Currently working on building a LinkML model for a datalad dataset, and trying to figure out if it's better to
(1) first create a linkml model for an RO-crate and then import that into a separate linkml model for a datalad dataset, i.e. making the latter a subset of the former; or
(2) create the linkml model for the datalad dataset and only bring in some properties (i.e. slots) from an ro-crate such that it is compatible as a by-product.

To add to (2): one could build a model that is completely separate from RO-crate and purely follows what we see as the ideal for a datalad dataset metadata structure, and then bring in compatibility with RO-crate as a separate tool, i.e. exporting to the RO-crate specification would be one of many supported "translation" options.

@mih @mslw @christian-monch curious to hear your thoughts on this

mih commented

Exactly. An ro-crate should be an export of a datalad data model for a single version of a dataset.

mih commented

Starting with an effort to model an RO-crate with linkml. It seems the first step would be to decide on a good input representation.

Initially, I thought it would be good to take an RO-crate and frame it with something like

    {
      "@context": "https://w3id.org/ro/crate/1.1/context",
      "@type": "http://schema.org/Dataset"
    }

to get a hierarchical representation. However, this ruins the deduplicating nature of an RO-crate (array of elementary object definitions, ie. an author person appears only once in a record). Moreover, linkml IO tooling will strip anything that starts with @, including @id -- which is essential in an RO-crate, because it represents the "filename/location" in a dataset.

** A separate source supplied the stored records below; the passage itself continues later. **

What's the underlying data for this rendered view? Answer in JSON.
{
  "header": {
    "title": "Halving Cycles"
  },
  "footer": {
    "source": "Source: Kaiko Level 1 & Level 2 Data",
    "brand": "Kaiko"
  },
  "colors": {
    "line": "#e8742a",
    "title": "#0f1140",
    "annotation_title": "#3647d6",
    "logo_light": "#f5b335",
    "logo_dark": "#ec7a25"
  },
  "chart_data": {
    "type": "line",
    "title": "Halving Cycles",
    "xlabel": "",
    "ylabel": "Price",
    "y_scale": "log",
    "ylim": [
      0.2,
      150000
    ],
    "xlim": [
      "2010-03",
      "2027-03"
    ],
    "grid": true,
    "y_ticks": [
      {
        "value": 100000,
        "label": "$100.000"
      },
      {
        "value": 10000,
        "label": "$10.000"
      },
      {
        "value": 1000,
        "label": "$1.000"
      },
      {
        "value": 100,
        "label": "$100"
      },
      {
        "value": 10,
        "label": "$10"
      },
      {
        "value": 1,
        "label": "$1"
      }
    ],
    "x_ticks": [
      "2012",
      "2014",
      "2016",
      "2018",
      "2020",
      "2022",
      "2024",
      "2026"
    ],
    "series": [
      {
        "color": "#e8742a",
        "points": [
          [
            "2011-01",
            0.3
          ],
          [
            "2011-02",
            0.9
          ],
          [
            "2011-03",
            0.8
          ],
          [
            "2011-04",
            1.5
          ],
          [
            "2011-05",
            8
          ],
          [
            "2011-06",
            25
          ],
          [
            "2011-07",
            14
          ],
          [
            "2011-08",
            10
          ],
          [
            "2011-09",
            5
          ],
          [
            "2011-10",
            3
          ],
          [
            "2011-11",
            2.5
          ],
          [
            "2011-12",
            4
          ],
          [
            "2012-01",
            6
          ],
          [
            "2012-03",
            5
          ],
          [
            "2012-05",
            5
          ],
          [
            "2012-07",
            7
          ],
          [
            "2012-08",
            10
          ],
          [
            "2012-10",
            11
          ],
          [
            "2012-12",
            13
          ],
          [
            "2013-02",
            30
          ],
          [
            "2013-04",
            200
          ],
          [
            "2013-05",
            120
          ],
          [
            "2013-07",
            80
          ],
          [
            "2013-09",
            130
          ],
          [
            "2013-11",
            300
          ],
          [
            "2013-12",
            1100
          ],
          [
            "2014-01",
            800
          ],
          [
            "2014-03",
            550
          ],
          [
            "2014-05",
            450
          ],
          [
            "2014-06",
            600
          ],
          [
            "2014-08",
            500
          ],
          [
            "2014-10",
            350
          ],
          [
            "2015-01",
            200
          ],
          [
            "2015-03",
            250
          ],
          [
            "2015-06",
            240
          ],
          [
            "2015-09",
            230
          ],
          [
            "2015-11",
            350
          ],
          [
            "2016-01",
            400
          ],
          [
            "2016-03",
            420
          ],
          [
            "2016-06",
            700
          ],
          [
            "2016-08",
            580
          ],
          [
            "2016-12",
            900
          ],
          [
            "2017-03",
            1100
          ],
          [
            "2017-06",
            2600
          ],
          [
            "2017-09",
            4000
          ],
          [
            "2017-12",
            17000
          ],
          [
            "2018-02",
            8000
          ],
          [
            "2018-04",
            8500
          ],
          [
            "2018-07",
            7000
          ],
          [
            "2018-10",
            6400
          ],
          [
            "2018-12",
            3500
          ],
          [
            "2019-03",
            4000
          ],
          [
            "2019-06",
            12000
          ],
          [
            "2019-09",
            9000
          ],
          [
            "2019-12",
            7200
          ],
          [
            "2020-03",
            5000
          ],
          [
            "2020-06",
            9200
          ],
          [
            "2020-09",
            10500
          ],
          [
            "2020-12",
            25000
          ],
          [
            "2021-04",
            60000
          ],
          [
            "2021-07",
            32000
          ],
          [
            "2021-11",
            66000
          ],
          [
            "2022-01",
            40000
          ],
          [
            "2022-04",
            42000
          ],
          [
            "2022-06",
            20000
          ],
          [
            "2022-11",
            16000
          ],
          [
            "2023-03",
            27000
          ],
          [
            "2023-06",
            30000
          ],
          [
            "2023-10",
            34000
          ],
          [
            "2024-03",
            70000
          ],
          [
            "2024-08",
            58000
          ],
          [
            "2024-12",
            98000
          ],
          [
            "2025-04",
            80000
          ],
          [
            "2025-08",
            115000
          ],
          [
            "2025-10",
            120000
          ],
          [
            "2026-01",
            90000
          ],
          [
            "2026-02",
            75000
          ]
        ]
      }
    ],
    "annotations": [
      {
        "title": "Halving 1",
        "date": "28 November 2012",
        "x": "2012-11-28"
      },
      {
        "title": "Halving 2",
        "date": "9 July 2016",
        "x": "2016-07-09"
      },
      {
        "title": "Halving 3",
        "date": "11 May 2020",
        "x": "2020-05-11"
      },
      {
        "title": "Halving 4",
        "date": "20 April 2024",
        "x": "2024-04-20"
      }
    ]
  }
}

Maybe it would be better to use something like this

{
  "@context": "http://schema.org/",
  "@graph": [
    {
      "id": "ro-crate-metadata.json",
      "type": "CreativeWork",
      "dct:conformsTo": {
        "id": "https://w3id.org/ro/crate/1.1"
      },
      "about": {
        "id": "./"
      },
      "description": "RO-Crate Metadata File Descriptor (this file)"
    },
    {
      "id": "./",
      "type": "Dataset",
      "description": "The RO-Crate Root Data Entity",
      "hasPart": [
        {
          "id": "data1.txt"
        },
        {
          "id": "data2.txt"
        }
      ],
      "name": "Example RO-Crate"
    },
    {
      "id": "data1.txt",
      "type": "MediaObject",
      "author": {
        "id": "#alice"
      },
      "contentLocation": {
        "id": "http://sws.geonames.org/8152662/"
      },
      "description": "One of hopefully many Data Entities"
    },
    {
      "id": "data2.txt",
      "type": "MediaObject"
    },
    {
      "id": "#alice",
      "type": "Person",
      "description": "One of hopefully many Contextual Entities",
      "name": "Alice"
    },
    {
      "id": "http://sws.geonames.org/8152662/",
      "type": "Place",
      "name": "Catalina Park"
    }
  ]
}

This is a plain RO-crate passed through JSON-LD compaction with the context

{
  "@context": "http://schema.org/"
}

We could now process @graph only. However, with a complex RO-crate this may not work, because mixing context sources yields something like this:

{
  "@context": "https://w3id.org/ro/crate/1.1/context",
  "@graph": [
    {
      "@id": "ro-crate-metadata.json",
      "@type": "CreativeWork",
      "conformsTo": {
        "@id": "https://w3id.org/ro/crate/1.1"
      },
      "about": {
        "@id": "./"
      },
      "description": "RO-Crate Metadata File Descriptor (this file)"
    },
...

with context

{
  "@context": "https://w3id.org/ro/crate/1.1/context"
}

Maybe we need a custom pre-processor...

mih commented

#94 demos a first few RO-crate specification features in our setup.